= Tom Bee =

American musician

Tom Bee (November 8, 1941 - July 25, 2024) was the CEO and founder of Sound of America Records (SOAR), the first Native American owned record label.

== Childhood ==
Born on November 8, 1941, in Gallup, New Mexico, Bee was adopted at birth and raised in the reservation border town of Gallup, near the Navajo Nation. Growing up, Bee would experience the foundations of rock and roll at a local armory where artists such as Little Richard, Buddy Holly and Fats Domino would perform. After the age of 15, Bee would begin to travel to California where he would eventually begin his music career.

==XIT==
Best known as founder and featured artist with the popular 1970s music group XIT, Bee's composition "(We've Got) Blue Skies" was recorded by Michael Jackson and The Jackson 5 on their worldwide hit album "Maybe Tomorrow." This led to an artist, writer, and producer contract with Motown Records, making XIT the first native American band to sign to a major label. While under contract with Motown, XIT released two widely acclaimed albums entitled "Plight of the Redman" and "Silent Warrior." A single from the latter album entitled "Reservation of Education" went on to become a top 5 selling record in France and other European countries in 1973. The political overtones of Bee's lyrics kept them from ever achieving superstar status in the United States, but the group developed a cult status in America and Europe, which has allowed their music to survive for the last thirty years.

In fact, one major newspaper once wrote, "These guys are to the Indians like the Beatles were to the White folks." Amid a legion of loyal fans throughout the world, their live stage presentations drew comparisons by the media to the raw energy of the Rolling Stones. While at Motown, Bee also wrote and produced the title song "Joyful Jukebox Music" for Michael Jackson's Swan Song album on the label. He also worked with Smokey Robinson on his first solo album "Smokey." In 1979, one of his compositions "Red Hot" was a top Billboard dance hit by Taka Boom (Chaka Khan's sister), and in 1985, U.K. Rockabilly sensation Shakin' Stevens recorded Bee's "Don't Be Two Faced" on his highly successful album, "The Bop Won't Stop."

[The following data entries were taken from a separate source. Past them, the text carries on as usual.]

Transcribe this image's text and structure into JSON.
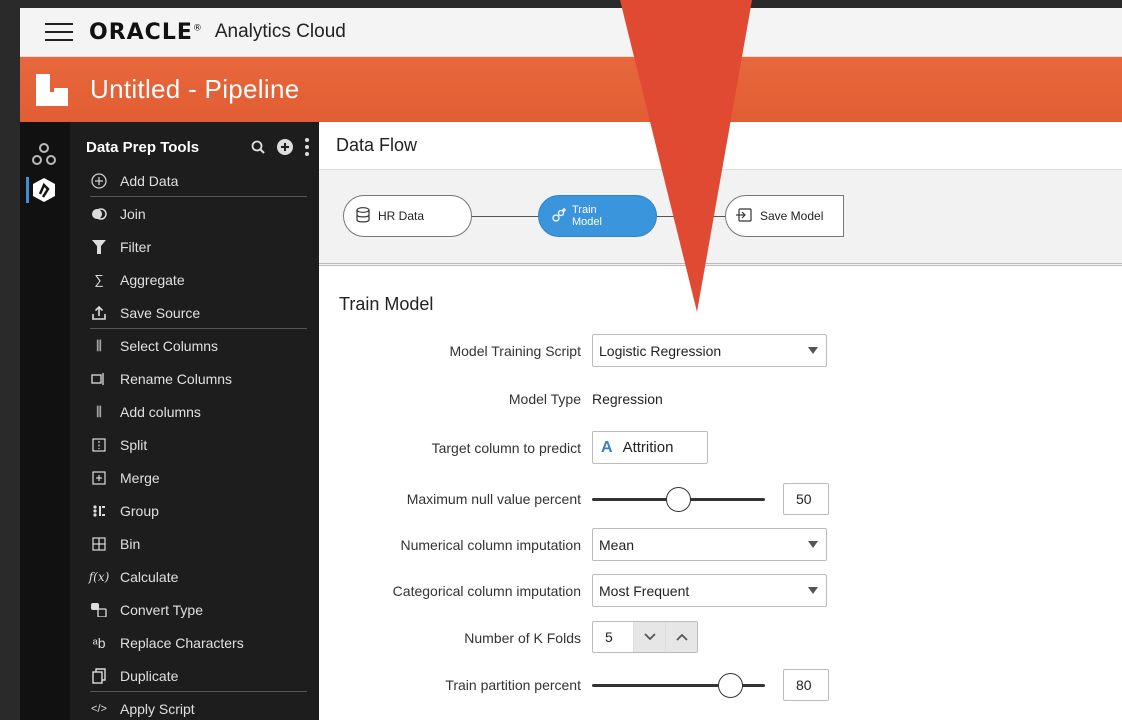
{
  "topbar": {
    "brand": "ORACLE",
    "brand_mark": "®",
    "product": "Analytics Cloud"
  },
  "titlebar": {
    "title": "Untitled - Pipeline"
  },
  "tools": {
    "title": "Data Prep Tools",
    "items": [
      {
        "label": "Add Data",
        "icon": "plus-circle-icon"
      },
      {
        "label": "Join",
        "icon": "join-icon"
      },
      {
        "label": "Filter",
        "icon": "filter-icon"
      },
      {
        "label": "Aggregate",
        "icon": "sigma-icon"
      },
      {
        "label": "Save Source",
        "icon": "upload-icon"
      },
      {
        "label": "Select Columns",
        "icon": "select-columns-icon"
      },
      {
        "label": "Rename Columns",
        "icon": "rename-columns-icon"
      },
      {
        "label": "Add columns",
        "icon": "add-columns-icon"
      },
      {
        "label": "Split",
        "icon": "split-icon"
      },
      {
        "label": "Merge",
        "icon": "merge-icon"
      },
      {
        "label": "Group",
        "icon": "group-icon"
      },
      {
        "label": "Bin",
        "icon": "bin-icon"
      },
      {
        "label": "Calculate",
        "icon": "function-icon"
      },
      {
        "label": "Convert Type",
        "icon": "convert-type-icon"
      },
      {
        "label": "Replace Characters",
        "icon": "replace-characters-icon"
      },
      {
        "label": "Duplicate",
        "icon": "duplicate-icon"
      },
      {
        "label": "Apply Script",
        "icon": "code-icon"
      }
    ]
  },
  "flow": {
    "header": "Data Flow",
    "nodes": [
      {
        "label": "HR Data"
      },
      {
        "label_line1": "Train",
        "label_line2": "Model"
      },
      {
        "label": "Save Model"
      }
    ]
  },
  "form": {
    "title": "Train Model",
    "model_training_script": {
      "label": "Model Training Script",
      "value": "Logistic Regression"
    },
    "model_type": {
      "label": "Model Type",
      "value": "Regression"
    },
    "target_column": {
      "label": "Target column to predict",
      "value": "Attrition",
      "type_glyph": "A"
    },
    "max_null": {
      "label": "Maximum null value percent",
      "value": "50",
      "level": 0.5
    },
    "numerical_imputation": {
      "label": "Numerical column imputation",
      "value": "Mean"
    },
    "categorical_imputation": {
      "label": "Categorical column imputation",
      "value": "Most Frequent"
    },
    "k_folds": {
      "label": "Number of K Folds",
      "value": "5"
    },
    "train_partition": {
      "label": "Train partition percent",
      "value": "80",
      "level": 0.8
    }
  },
  "colors": {
    "accent_orange": "#e25d33",
    "node_blue": "#3b95dc",
    "arrow_red": "#e04a32"
  }
}
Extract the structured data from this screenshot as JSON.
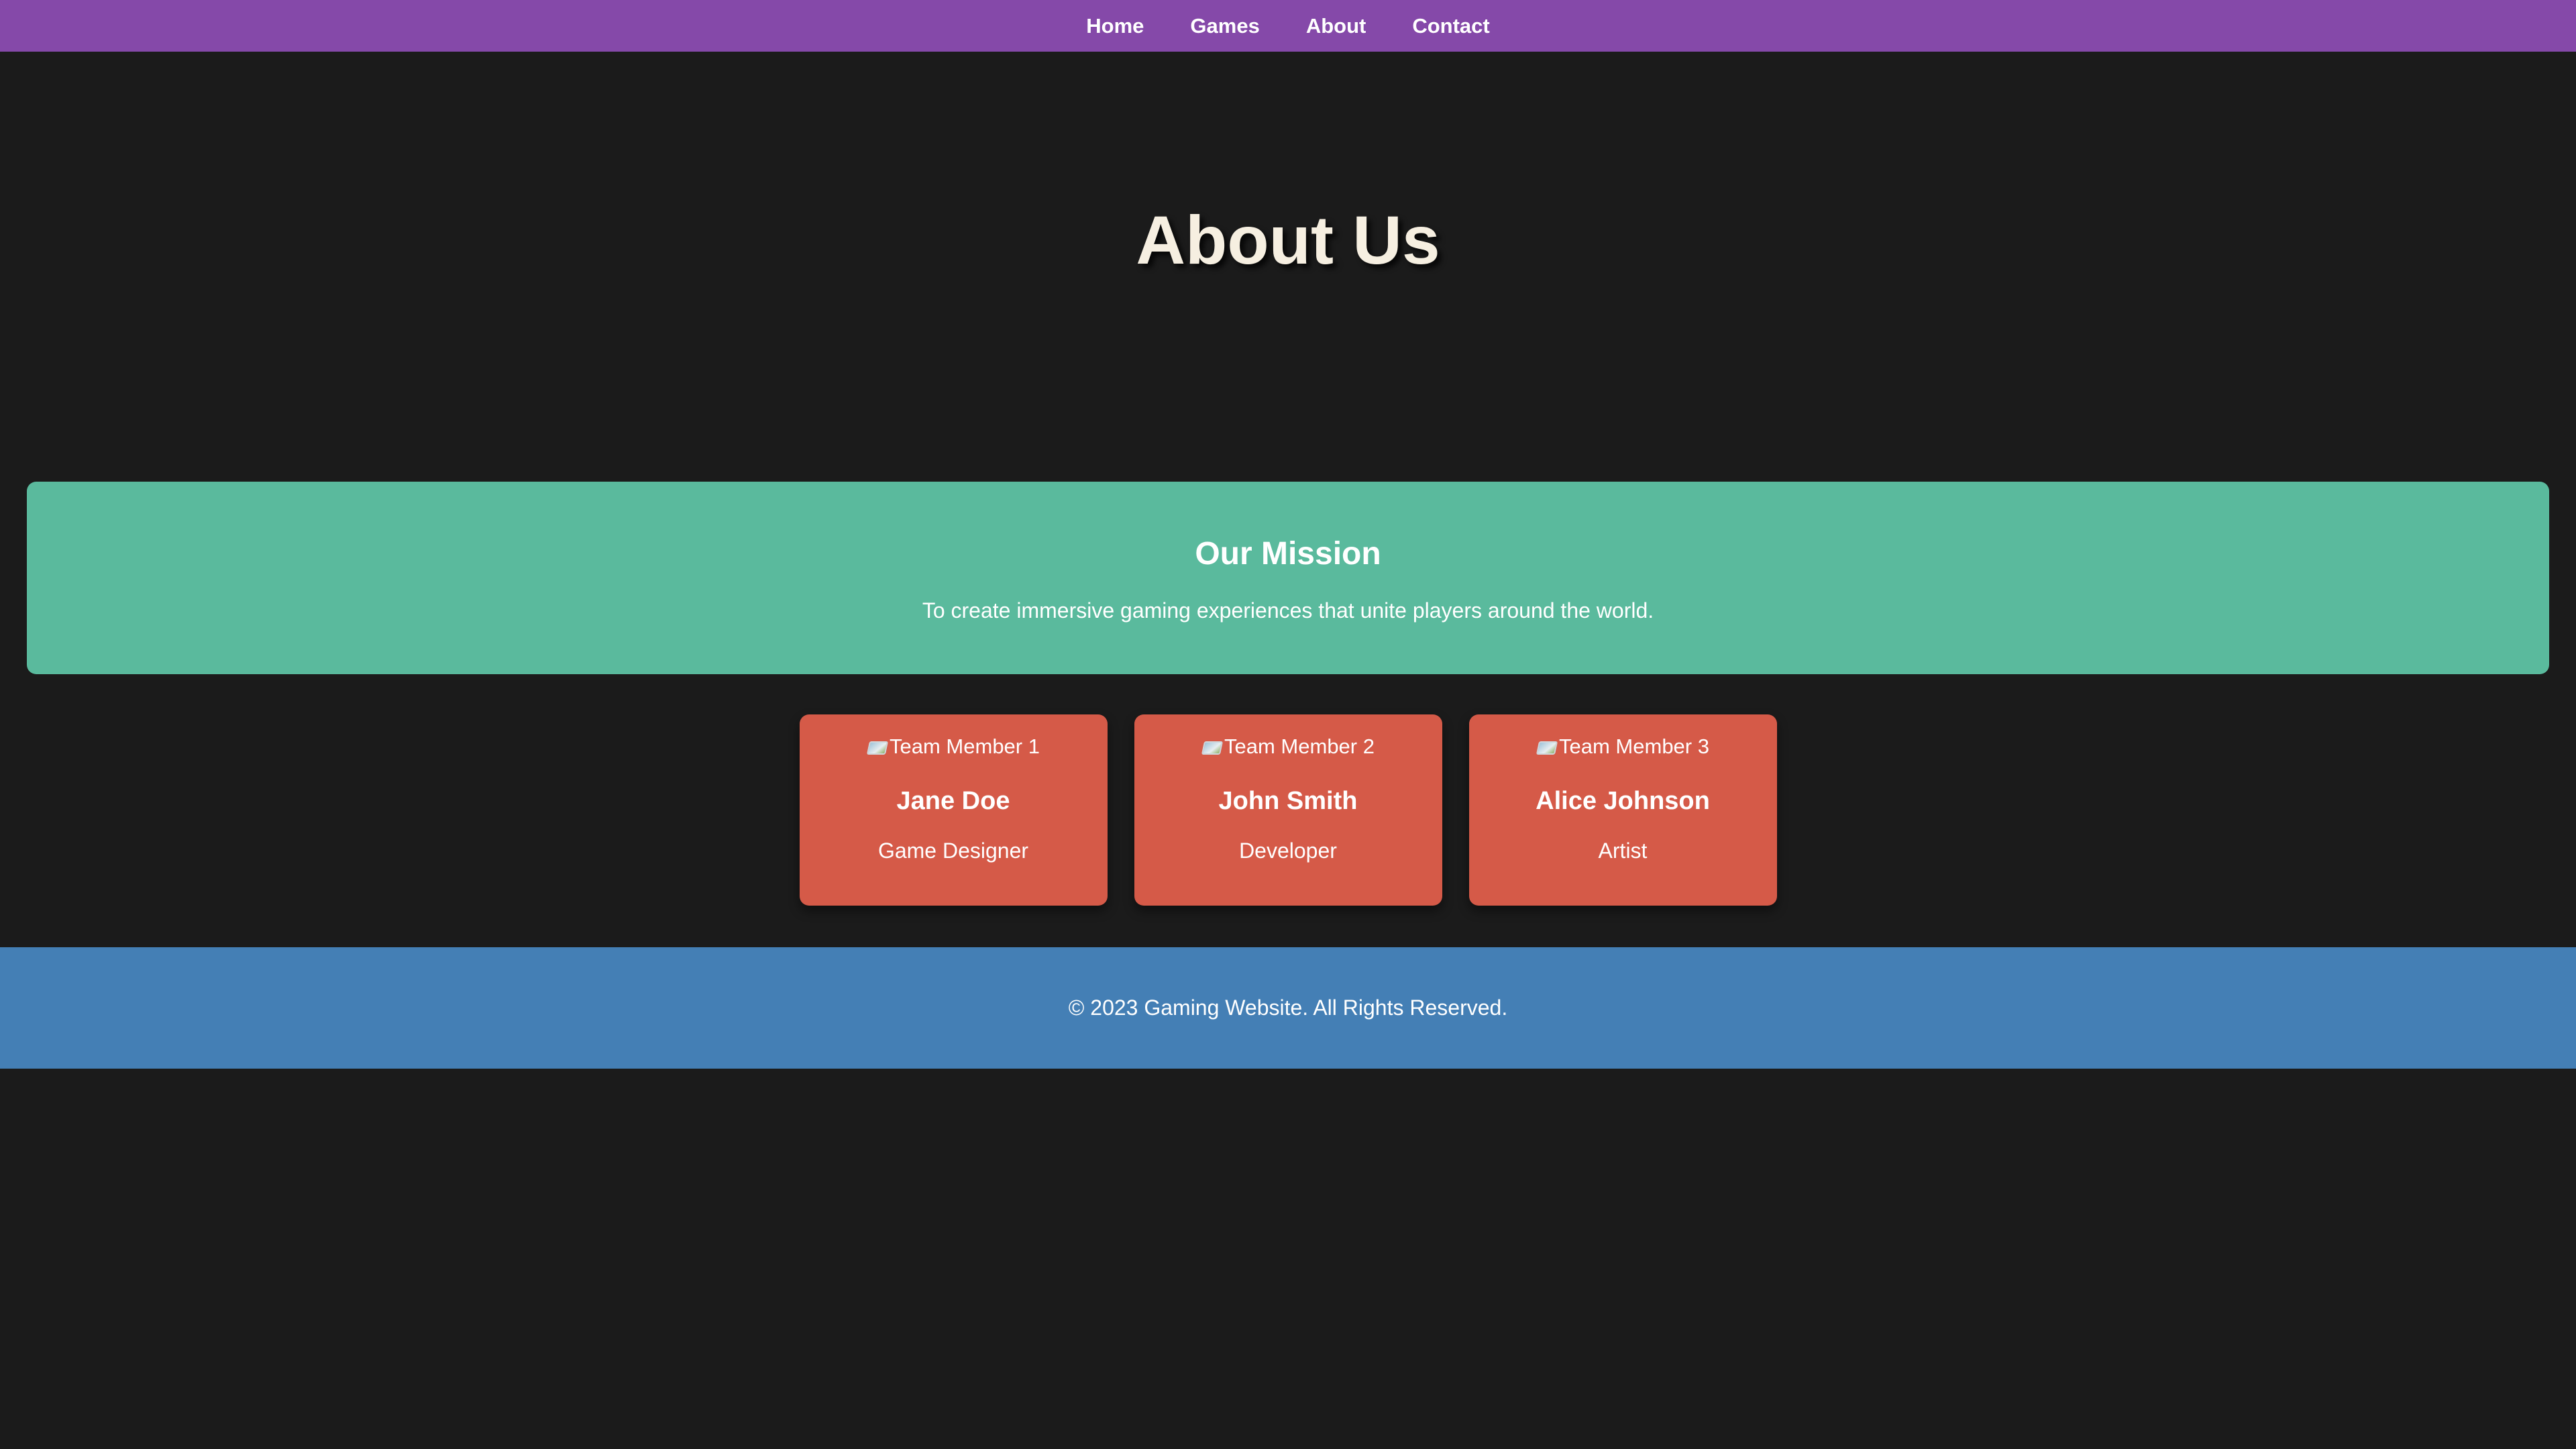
{
  "nav": {
    "items": [
      {
        "label": "Home"
      },
      {
        "label": "Games"
      },
      {
        "label": "About"
      },
      {
        "label": "Contact"
      }
    ]
  },
  "hero": {
    "title": "About Us"
  },
  "mission": {
    "title": "Our Mission",
    "text": "To create immersive gaming experiences that unite players around the world."
  },
  "team": {
    "members": [
      {
        "image_alt": "Team Member 1",
        "name": "Jane Doe",
        "role": "Game Designer"
      },
      {
        "image_alt": "Team Member 2",
        "name": "John Smith",
        "role": "Developer"
      },
      {
        "image_alt": "Team Member 3",
        "name": "Alice Johnson",
        "role": "Artist"
      }
    ]
  },
  "footer": {
    "text": "© 2023 Gaming Website. All Rights Reserved."
  },
  "colors": {
    "nav_bg": "#8549a9",
    "page_bg": "#1b1b1b",
    "mission_bg": "#5aba9d",
    "card_bg": "#d55a48",
    "footer_bg": "#447fb5",
    "hero_title": "#f6efe1"
  }
}
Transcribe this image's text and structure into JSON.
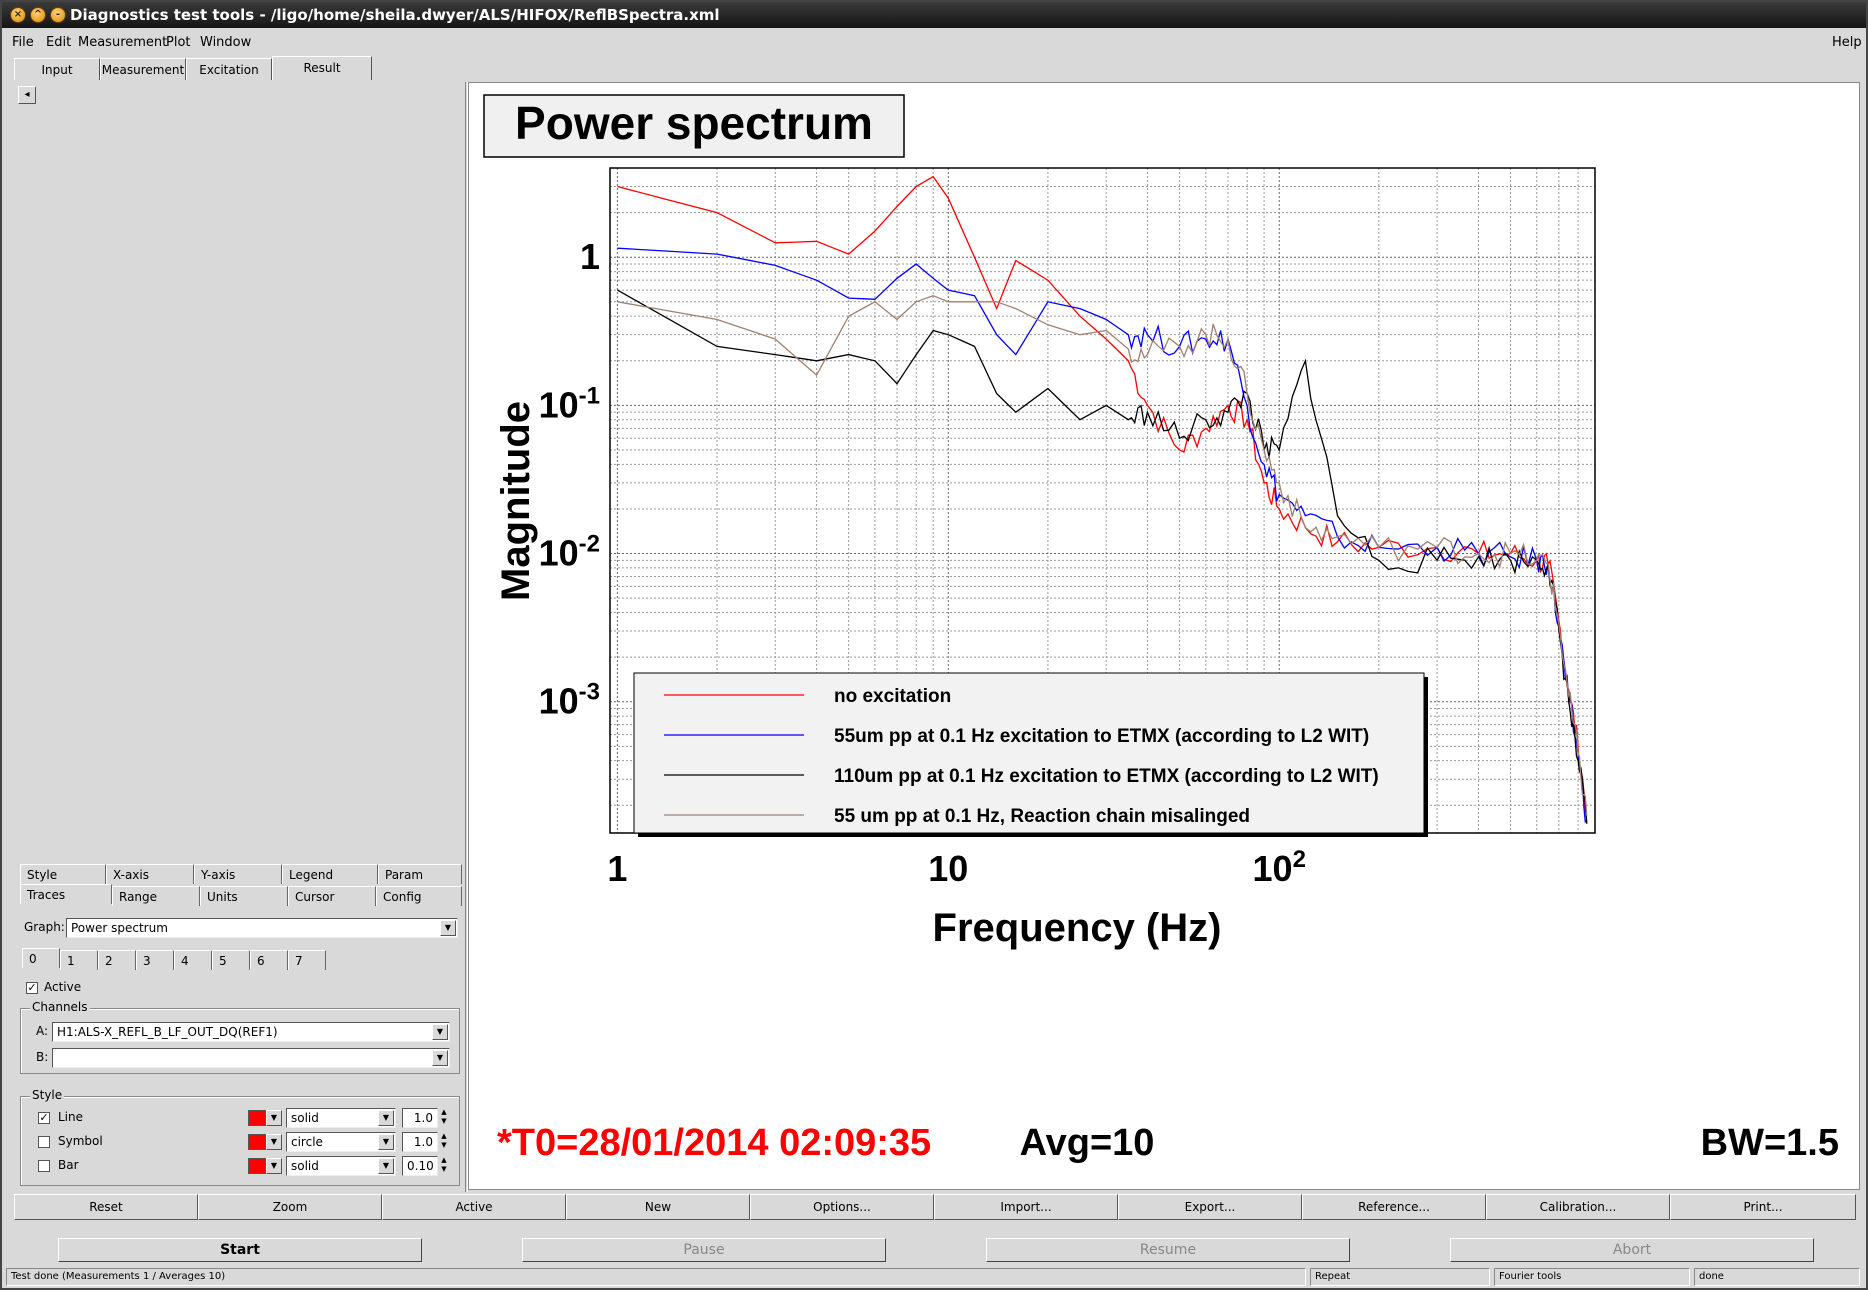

In 2002, the band would hold a concert celebrating 30 years since the band's creation at Mystic Lake. The group would then release an accompanying live album called "Without Reservation (Live)"

==Sound of America Records==
Through the years Bee's compositions have appeared on numerous other albums and special projects as well. In 1989, Bee formed Sound of America Records (SOAR), in the garage of his home. In 1995, Bee formed yet another company, SOAR Distribution LTD for the sole purpose of providing his clients with one-stop music from other independent labels and artists also producing Native American music. In 1999, SOAR purchased all three buildings that they had been leasing since 1991 to house their labels, publishing, and studio operations. SOAR was also enlisted as the exclusive Native American distributor for the Robbie Robertson records "Music for the Native Americans" and "Contact From the Underworld of Redboy," on Capitol Records, and the multi-million seller "Sacred Spirit" on Virgin Records.
SOAR comprises three publishing companies and five different labels; SOAR, Natural Visions, Warrior, Dakotah, and Red Sea. SOAR now has over 300 quality titles of both contemporary and traditional music. Bee has said all along that SOAR was not the first company to record Native American music, but they were the first to take it to the next level. SOAR was, however, the first company to release traditional Native American music on compact disc. He was once quoted as saying "we took Native American music out of the trading posts and into the streets." SOAR's motto has always been "Quality titles, not quantity of titles."

==Awards==
Bee's radical efforts over a ten-year period helped in persuading NARAS to finally create a Native American Folk category in the Grammy's. Besides numerous gold albums, Bee has received many awards, including the Eagle Spirit in 1994 from the American Film Institute in San Francisco and The Will Sampson Award in 1996 from the First Americans in the Arts. In 1998, Bee received the Producer of the Year Award from the First Annual Native American Music Awards (NAMMY's). The following year he received the NAMMY's Lifetime Achievement Award (1999). In 2001, Bee received a Grammy as Producer for Best Native American Music Album in the category's inaugural year.

Mayor Martin Chavez, of the City of Albuquerque, proclaimed July 27, 2002 to be "Tom Bee Day," in recognition of Bee's accomplishments within the music industry as a recording artist, songwriter, record producer and multi-award winner. On February 8, 2003, Bee received the Lifetime Achievement Award from First Americans In The Arts in Beverly Hills, Ca. Most recently, on February 19, 2003, in New York City, Bee received the Lifetime Achievement Award from Four Directions Entertainment. Recent achievements include a 2004 Grammy nomination for his album "Reveal His Glory." Bee won a Grammy for producing the 2004 Grammy winning record "Flying Free" by Black Eagle.